加藤貞顕が保有する株式が38.92%と最も多く、次いでフェムトグロースキャピタル投資事業組合が12.45%、日本経済新聞社が6.77%と続きます。
株主総数は29名、発行済株式総数は14,617,900株となっており、少数特定者の割合は86.20%です。

CtoCクリエイティブプラットフォームの新潮流

noteは、テキスト、画像、つぶやき、音声、動画といった5つのコンテンツタイプを用いて、ユーザーが簡単に創作を行えるCtoCメディアプラットフォームを展開しています。
クリエイターは自身の文章、漫画、動画等を投稿し、販売することが可能で、読者は自由にそのコンテンツを閲覧・購入できます。

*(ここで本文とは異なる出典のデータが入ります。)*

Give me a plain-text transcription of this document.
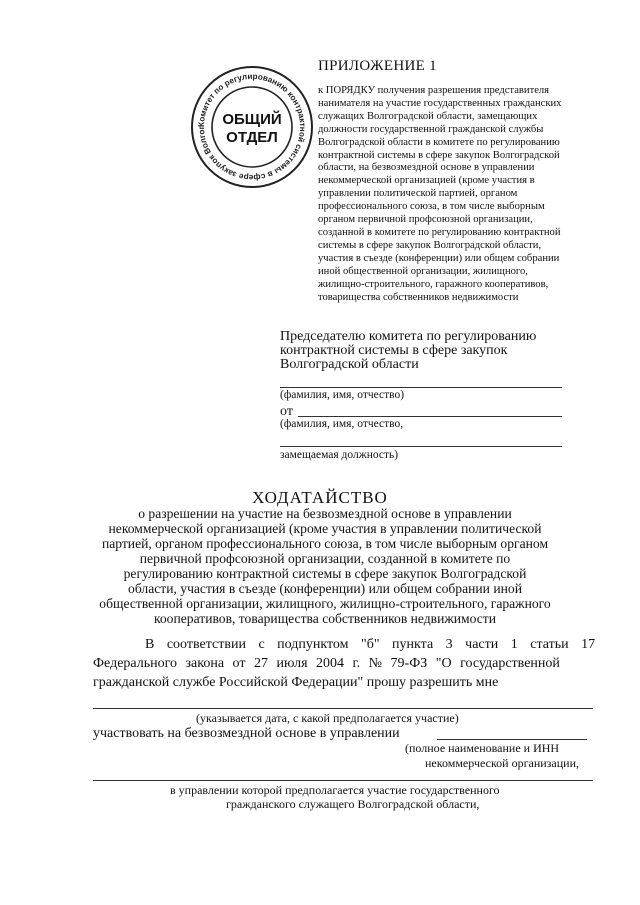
Комитет по регулированию контрактной системы в сфере закупок Волгог	ОБЩИЙ
ОТДЕЛ
ПРИЛОЖЕНИЕ 1
к ПОРЯДКУ получения разрешения представителя
нанимателя на участие государственных гражданских
служащих Волгоградской области, замещающих
должности государственной гражданской службы
Волгоградской области в комитете по регулированию
контрактной системы в сфере закупок Волгоградской
области, на безвозмездной основе в управлении
некоммерческой организацией (кроме участия в
управлении политической партией, органом
профессионального союза, в том числе выборным
органом первичной профсоюзной организации,
созданной в комитете по регулированию контрактной
системы в сфере закупок Волгоградской области,
участия в съезде (конференции) или общем собрании
иной общественной организации, жилищного,
жилищно-строительного, гаражного кооперативов,
товарищества собственников недвижимости
Председателю комитета по регулированию
контрактной системы в сфере закупок
Волгоградской области
(фамилия, имя, отчество)
от
(фамилия, имя, отчество,
замещаемая должность)
ХОДАТАЙСТВО
о разрешении на участие на безвозмездной основе в управлении
некоммерческой организацией (кроме участия в управлении политической
партией, органом профессионального союза, в том числе выборным органом
первичной профсоюзной организации, созданной в комитете по
регулированию контрактной системы в сфере закупок Волгоградской
области, участия в съезде (конференции) или общем собрании иной
общественной организации, жилищного, жилищно-строительного, гаражного
кооперативов, товарищества собственников недвижимости
В соответствии с подпунктом "б" пункта 3 части 1 статьи 17
Федерального закона от 27 июля 2004 г. № 79-ФЗ "О государственной
гражданской службе Российской Федерации" прошу разрешить мне
(указывается дата, с какой предполагается участие)
участвовать на безвозмездной основе в управлении
(полное наименование и ИНН
некоммерческой организации,
в управлении которой предполагается участие государственного
гражданского служащего Волгоградской области,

投稿されたコンテンツはドラマや書籍化につながる例もあり、PV目的の炎上投稿が少ないという特徴を持ちます。
これは、投稿のランキング表示や広告が存在しないためです。
その収益源となるのは、課金手数料や月額課金プラン等です。

noteはまた、法人向けサービス「notepro」を展開しており、これが事業の第二の柱となっています。
テレビ東京HDをはじめとする複数のメディアと資本提携を結び、内部留保を優先しています。

四季報分析:成長の可能性と課題

note株式会社は、クリエーター向けのCtoCメディアプラットフォームを提供する企業で、個人向けの「note」と法人向けの「notepro」が主力商品となっています。
四季報によると、課金手数料の増加や有料契約数の積み上げにより収益が増加している一方で、エンジニアやデザイナーなどの増員により人件費負担が重く、現在も赤字が続いています。

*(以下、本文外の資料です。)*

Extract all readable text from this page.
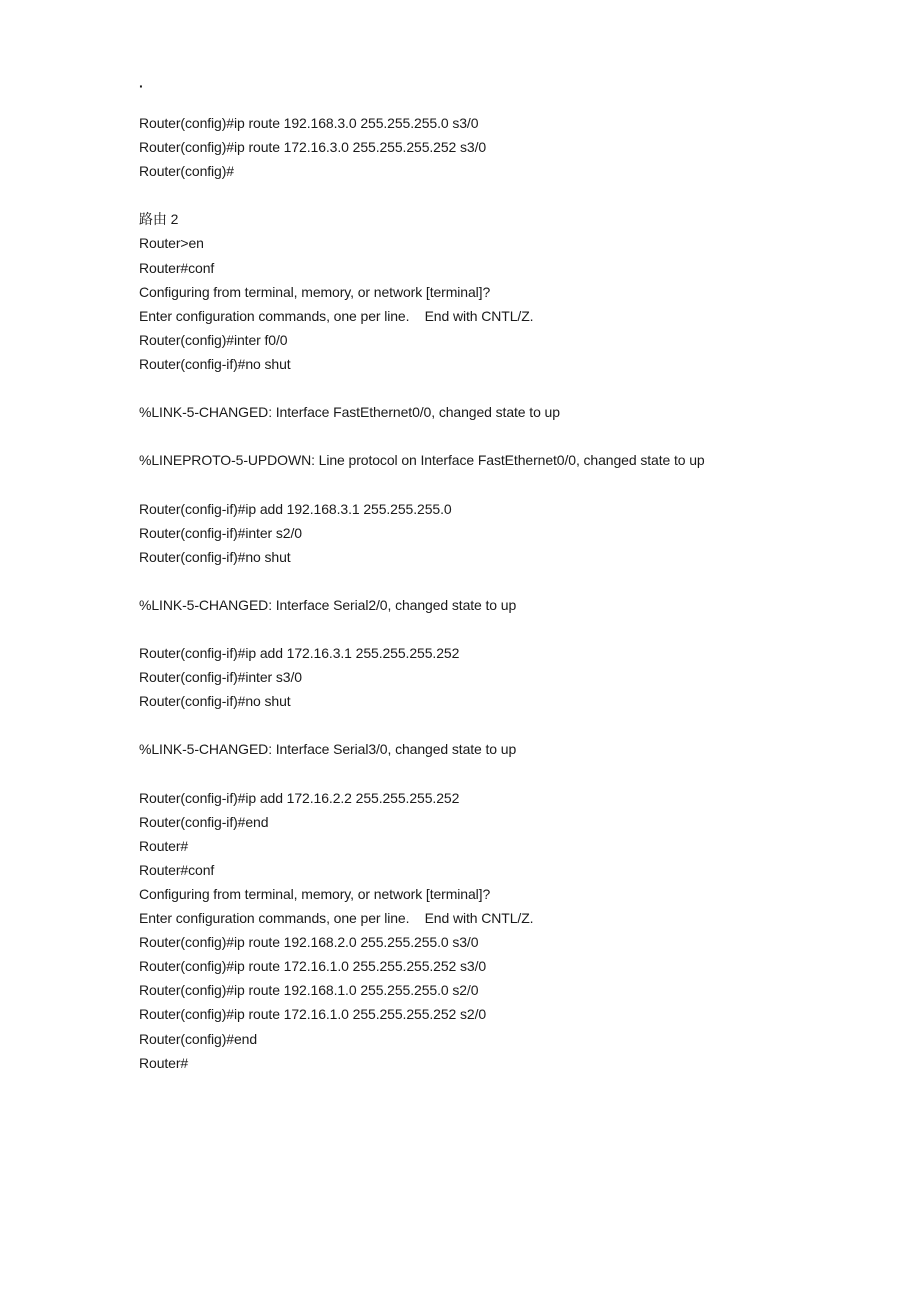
·
Router(config)#ip route 192.168.3.0 255.255.255.0 s3/0
Router(config)#ip route 172.16.3.0 255.255.255.252 s3/0
Router(config)#
路由 2
Router>en
Router#conf
Configuring from terminal, memory, or network [terminal]?
Enter configuration commands, one per line.    End with CNTL/Z.
Router(config)#inter f0/0
Router(config-if)#no shut
%LINK-5-CHANGED: Interface FastEthernet0/0, changed state to up
%LINEPROTO-5-UPDOWN: Line protocol on Interface FastEthernet0/0, changed state to up
Router(config-if)#ip add 192.168.3.1 255.255.255.0
Router(config-if)#inter s2/0
Router(config-if)#no shut
%LINK-5-CHANGED: Interface Serial2/0, changed state to up
Router(config-if)#ip add 172.16.3.1 255.255.255.252
Router(config-if)#inter s3/0
Router(config-if)#no shut
%LINK-5-CHANGED: Interface Serial3/0, changed state to up
Router(config-if)#ip add 172.16.2.2 255.255.255.252
Router(config-if)#end
Router#
Router#conf
Configuring from terminal, memory, or network [terminal]?
Enter configuration commands, one per line.    End with CNTL/Z.
Router(config)#ip route 192.168.2.0 255.255.255.0 s3/0
Router(config)#ip route 172.16.1.0 255.255.255.252 s3/0
Router(config)#ip route 192.168.1.0 255.255.255.0 s2/0
Router(config)#ip route 172.16.1.0 255.255.255.252 s2/0
Router(config)#end
Router#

また、noteは提供サイト上のサブスクリプションや企業ブランディングといった多様な利用シーンを追求しており、学校などにも導入を促進しています。
しかし、赤字脱却の目標時期は非開示であり、現状では人員の増加ペースを抑制する方針を取っています。

業績と財務

四季報によると、2022年11月期の売上高は23.17億円、営業利益は-7.32億円、経常利益は-7.42億円、純利益は-7.56億円でした。
これに対して2023年11月期予想は売上高30億円、営業利益-5.3億円、経常利益-5.5億円、純利益-5.5億円となっています。
2024年11月期予想では売上高35億円、営業利益-2億円、経常利益-2億円、純利益-2億円と予測されています。

noteの総資産は33.03億円、自己資本は18.17億円で、自己資本比率は55.0%です。
有利子負債は1.6億円、ROEは-63.3%、ROAは-22.9%と、現在は収益性に課題があることがわかります。
また、営業CFは-6.6億円、投資CFは-0.23億円、財務CFは20億円で、現金等は21.88億円となっています。

note株式会社は、会員登録者数の拡大や法人向けサービスの成長などを通じて収益を増加させています。
しかし、現状では人件費負担が重く赤字が続いているため、財務の健全化や利益体質の改善が課題となっています。
成長の可能性が見込まれる一方で、収益性の向上や経営効率化に注目が集まるでしょう。

株価指標とライバル比較:ITメディア業界の現状と展望

note株式会社の株価指標

note株式会社の時価総額は81億円で、売買代金は112百万円、平均出来高は206,100株となっています。
売買単位は100株で、最低購入金額は5.4万円です。

赤字のためPERは無く、実績のPBR(株価純資産倍率)は4.34倍となっています。
無配当で、自己株保有率は0.0%です。
また、1株純資産は124.4円(42.1円)で、年初来高値は927.0円、年初来安値は401.0円、年初来株価上昇率は+30.1%です。

noteと競合他社の比較

ライバル企業であるITmedia(2148)、ZUU(4387)、はてな(3930)との比較では、以下のような特徴が見られます。

ITmediaは時価総額261億円、営業利益率33.47%、予想PER12.94倍、実績PBR2.63倍、自己資本比率84.5%となっています。
この数字から、ITmediaは営業利益率が高く、自己資本比率も強い企業であることがわかります。

一方、ZUUは時価総額36億円、営業利益率6.17%、予想PER40.37倍、実績PBR2.88倍、自己資本比率41.0%となっています。
これは、ZUUの株価が収益に比べて高いことを示しています。

はてなは時価総額24億円、営業利益率10.57%、予想PER25.44倍、実績PBR0.97倍、自己資本比率82.2%となっています。
はてなの実績PBRは1倍未満で、自己資本比率が高いことから、財務基盤が強い企業と言えます。

noteは成長性のある企業ではありますが、赤字が続いていることから収益性に課題があります。
しかし、そのビジネスモデルや成長性を評価する視点からは、今後の展開に注目が集まっています。

ライバル企業との比較からも、noteの課題と可能性が見えてきます。
これからのnoteの成長とその業績改善に期待するとともに、他社との競争力を持続的に評価し続けることが重要となります。